Scheduled to begin producing oil and natural gas later this year, the Jack/St. Malo facility will be operated by Chevron and have a capacity of 170,000 barrels of oil per day and 42.5 million standard cubic feet per day of natural gas. The facility will act as a hub for the 43 subsea wells, including pumps and other equipment on the seafloor.

Last year, the 56,000 metric ton hull was transported from the Samsung Heavy Industries yard in Geoje, South Korea, where it was constructed, to the Kiewit yard in Ingleside, Texas onboard the new heavy-lift vessel, Dockwise Vanguard.

Crowley’s Ocean Class Tugs

Ocean Wave. Image (c) Crowley
Ocean Wave. Image (c) Crowley

Crowley’s ocean class tugs are modern ocean towing twin-screw vessels with controllable pitch propellers (CPP) in nozzles, high-lift rudders and more than 147 MT bollard pull. The first two ocean class vessels, Ocean Wave and Ocean Wind, are classed as Dynamic Positioning 1 (DP1) tugboats and are twin-screw, tugs with an overall length of 146 feet, beam of 46 feet, hull depth of 25 feet and design draft of 21 feet. The second two tugs of the class, Ocean Sky and Ocean Sun, are classed as DP2 and are 10 feet longer. All four vessels are capable of rig moves, platform and Floating Production, Storage and Offloading (FPSO) unit tows, emergency response, salvage support and firefighting.

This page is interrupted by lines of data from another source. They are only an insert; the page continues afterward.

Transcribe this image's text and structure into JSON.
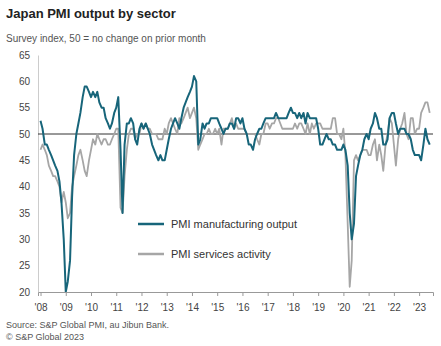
{
  "chart_data": {
    "type": "line",
    "title": "Japan PMI output by sector",
    "subtitle": "Survey index, 50 = no change on prior month",
    "source": "Source: S&P Global PMI, au Jibun Bank.",
    "copyright": "© S&P Global 2023",
    "x": [
      2008,
      2008.08,
      2008.17,
      2008.25,
      2008.33,
      2008.42,
      2008.5,
      2008.58,
      2008.67,
      2008.75,
      2008.83,
      2008.92,
      2009,
      2009.08,
      2009.17,
      2009.25,
      2009.33,
      2009.42,
      2009.5,
      2009.58,
      2009.67,
      2009.75,
      2009.83,
      2009.92,
      2010,
      2010.08,
      2010.17,
      2010.25,
      2010.33,
      2010.42,
      2010.5,
      2010.58,
      2010.67,
      2010.75,
      2010.83,
      2010.92,
      2011,
      2011.08,
      2011.17,
      2011.25,
      2011.33,
      2011.42,
      2011.5,
      2011.58,
      2011.67,
      2011.75,
      2011.83,
      2011.92,
      2012,
      2012.08,
      2012.17,
      2012.25,
      2012.33,
      2012.42,
      2012.5,
      2012.58,
      2012.67,
      2012.75,
      2012.83,
      2012.92,
      2013,
      2013.08,
      2013.17,
      2013.25,
      2013.33,
      2013.42,
      2013.5,
      2013.58,
      2013.67,
      2013.75,
      2013.83,
      2013.92,
      2014,
      2014.08,
      2014.17,
      2014.25,
      2014.33,
      2014.42,
      2014.5,
      2014.58,
      2014.67,
      2014.75,
      2014.83,
      2014.92,
      2015,
      2015.08,
      2015.17,
      2015.25,
      2015.33,
      2015.42,
      2015.5,
      2015.58,
      2015.67,
      2015.75,
      2015.83,
      2015.92,
      2016,
      2016.08,
      2016.17,
      2016.25,
      2016.33,
      2016.42,
      2016.5,
      2016.58,
      2016.67,
      2016.75,
      2016.83,
      2016.92,
      2017,
      2017.08,
      2017.17,
      2017.25,
      2017.33,
      2017.42,
      2017.5,
      2017.58,
      2017.67,
      2017.75,
      2017.83,
      2017.92,
      2018,
      2018.08,
      2018.17,
      2018.25,
      2018.33,
      2018.42,
      2018.5,
      2018.58,
      2018.67,
      2018.75,
      2018.83,
      2018.92,
      2019,
      2019.08,
      2019.17,
      2019.25,
      2019.33,
      2019.42,
      2019.5,
      2019.58,
      2019.67,
      2019.75,
      2019.83,
      2019.92,
      2020,
      2020.08,
      2020.17,
      2020.25,
      2020.33,
      2020.42,
      2020.5,
      2020.58,
      2020.67,
      2020.75,
      2020.83,
      2020.92,
      2021,
      2021.08,
      2021.17,
      2021.25,
      2021.33,
      2021.42,
      2021.5,
      2021.58,
      2021.67,
      2021.75,
      2021.83,
      2021.92,
      2022,
      2022.08,
      2022.17,
      2022.25,
      2022.33,
      2022.42,
      2022.5,
      2022.58,
      2022.67,
      2022.75,
      2022.83,
      2022.92,
      2023,
      2023.08,
      2023.17,
      2023.25,
      2023.33,
      2023.42
    ],
    "series": [
      {
        "name": "PMI manufacturing output",
        "color": "#17657a",
        "values": [
          52.5,
          51,
          48,
          48,
          47,
          46,
          45,
          44,
          43,
          41,
          37,
          30,
          20,
          22,
          26,
          38,
          46,
          50,
          52,
          54,
          57,
          59,
          59,
          58,
          57,
          58,
          57,
          58,
          56,
          55,
          55,
          53,
          52,
          51,
          52,
          54,
          55,
          57,
          47,
          35,
          48,
          52,
          52,
          53,
          52,
          49,
          48,
          51,
          52,
          51,
          52,
          51,
          50,
          48,
          47,
          46,
          45,
          46,
          45,
          45,
          47,
          49,
          51,
          52,
          53,
          52,
          51,
          53,
          55,
          56,
          57,
          58,
          59,
          61,
          60,
          48,
          49,
          52,
          51,
          52,
          52,
          53,
          53,
          53,
          53,
          52,
          51,
          50,
          51,
          51,
          52,
          52,
          51,
          53,
          53,
          52,
          53,
          51,
          50,
          48,
          48,
          47,
          49,
          50,
          51,
          51,
          52,
          53,
          53,
          53,
          53,
          53,
          54,
          53,
          53,
          53,
          53,
          53,
          54,
          55,
          54,
          54,
          53,
          54,
          53,
          54,
          52,
          54,
          53,
          53,
          53,
          53,
          51,
          48,
          48,
          49,
          50,
          49,
          49,
          48,
          48,
          47,
          47,
          47,
          48,
          47,
          44,
          35,
          30,
          33,
          42,
          44,
          46,
          47,
          49,
          50,
          49,
          51,
          52,
          54,
          53,
          51,
          51,
          48,
          48,
          49,
          53,
          54,
          54,
          52,
          50,
          51,
          51,
          51,
          50,
          50,
          49,
          47,
          46,
          46,
          46,
          45,
          48,
          51,
          49,
          48
        ]
      },
      {
        "name": "PMI services activity",
        "color": "#a6a6a6",
        "values": [
          47,
          48,
          47,
          46,
          44,
          43,
          42,
          42,
          41,
          40,
          37,
          39,
          37,
          34,
          35,
          40,
          42,
          44,
          46,
          47,
          45,
          43,
          42,
          45,
          47,
          49,
          48,
          50,
          49,
          48,
          49,
          49,
          48,
          48,
          49,
          50,
          51,
          51,
          36,
          35,
          42,
          47,
          50,
          51,
          51,
          49,
          50,
          50,
          52,
          51,
          52,
          51,
          51,
          50,
          50,
          50,
          49,
          49,
          49,
          51,
          50,
          52,
          53,
          52,
          51,
          50,
          53,
          52,
          53,
          54,
          55,
          53,
          54,
          55,
          53,
          47,
          48,
          49,
          50,
          50,
          51,
          50,
          50,
          51,
          50,
          51,
          48,
          51,
          51,
          51,
          52,
          53,
          51,
          52,
          51,
          51,
          51,
          51,
          50,
          50,
          50,
          50,
          50,
          49,
          48,
          50,
          50,
          52,
          52,
          51,
          52,
          52,
          53,
          53,
          52,
          51,
          51,
          51,
          51,
          51,
          51,
          52,
          51,
          52,
          52,
          51,
          50,
          52,
          50,
          52,
          51,
          52,
          52,
          52,
          51,
          51,
          51,
          51,
          51,
          53,
          53,
          50,
          50,
          49,
          51,
          46,
          33,
          21,
          26,
          45,
          46,
          45,
          46,
          47,
          47,
          47,
          46,
          46,
          48,
          49,
          45,
          48,
          46,
          43,
          48,
          50,
          53,
          52,
          48,
          44,
          49,
          51,
          52,
          54,
          50,
          49,
          53,
          53,
          50,
          51,
          51,
          54,
          55,
          56,
          56,
          54
        ]
      }
    ],
    "baseline": 50,
    "xlim": [
      2007.9,
      2023.55
    ],
    "xticks": [
      {
        "value": 2008,
        "label": "'08"
      },
      {
        "value": 2009,
        "label": "'09"
      },
      {
        "value": 2010,
        "label": "'10"
      },
      {
        "value": 2011,
        "label": "'11"
      },
      {
        "value": 2012,
        "label": "'12"
      },
      {
        "value": 2013,
        "label": "'13"
      },
      {
        "value": 2014,
        "label": "'14"
      },
      {
        "value": 2015,
        "label": "'15"
      },
      {
        "value": 2016,
        "label": "'16"
      },
      {
        "value": 2017,
        "label": "'17"
      },
      {
        "value": 2018,
        "label": "'18"
      },
      {
        "value": 2019,
        "label": "'19"
      },
      {
        "value": 2020,
        "label": "'20"
      },
      {
        "value": 2021,
        "label": "'21"
      },
      {
        "value": 2022,
        "label": "'22"
      },
      {
        "value": 2023,
        "label": "'23"
      }
    ],
    "ylim": [
      20,
      65
    ],
    "yticks": [
      20,
      25,
      30,
      35,
      40,
      45,
      50,
      55,
      60,
      65
    ],
    "grid": false,
    "legend": "bottom"
  }
}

“This was another successful pairing of Crowley’s new ocean class tugboats and high-deck strength barges,” said Crowley’s John Ara, vice president, solutions. “Not only was the project completed safely and on time, but it also helps to illustrate the increasing competence and capability of our crew and vessels. We look forward to utilizing these specialized teams and assets in projects in the future.”

Crew Shout-out

Crewmembers involved in the project include Captains Charles Alan Williams, Andrew C. Ashworth, Ted Caffy, Brian Cain, Stuart B. Andrews Jr., Stephen Berschger, Laurence Christie and Ward P. Davis; Chief Mates Darrel Koonce, Dustin Marks, Clyde McNatt, James Hoffman and Scott R. Ellis; Chief Engineers RD Lewis, Charles Pate, Scott Bovee and Edgar C. Henson; Able-Bodied Seamen Terry Laviolette, Ryan Landers, Dave Heindel, Orvin McCoy, Preston Harper, Farrell Bodden, Steven Kendrick, Jonathan Solomon, Corey Hill, Satchel G. Caffy, Ben E. Johnson and Edward J. Rynn; Assistant Engineers Micheal Bibby, Keith Smith, Matthew Hamer, Andralesia Terrell, Richard A. Saunders, James H. Murray, Thomas Murphy and Isaac Levine; Second Mates Travis Cheer, Nate Leachman, Eric A. Eaton, Cecil Wilson and Ray Adams; Third Mate Scott M. Tompkins; Dynamic Positioning Officer John Willson; and Ordinary Seamen and/or Cooks Johnny Godwin, Stephen R. Goletz, Rene Fuentes, Evan Flynn and Glen Williams.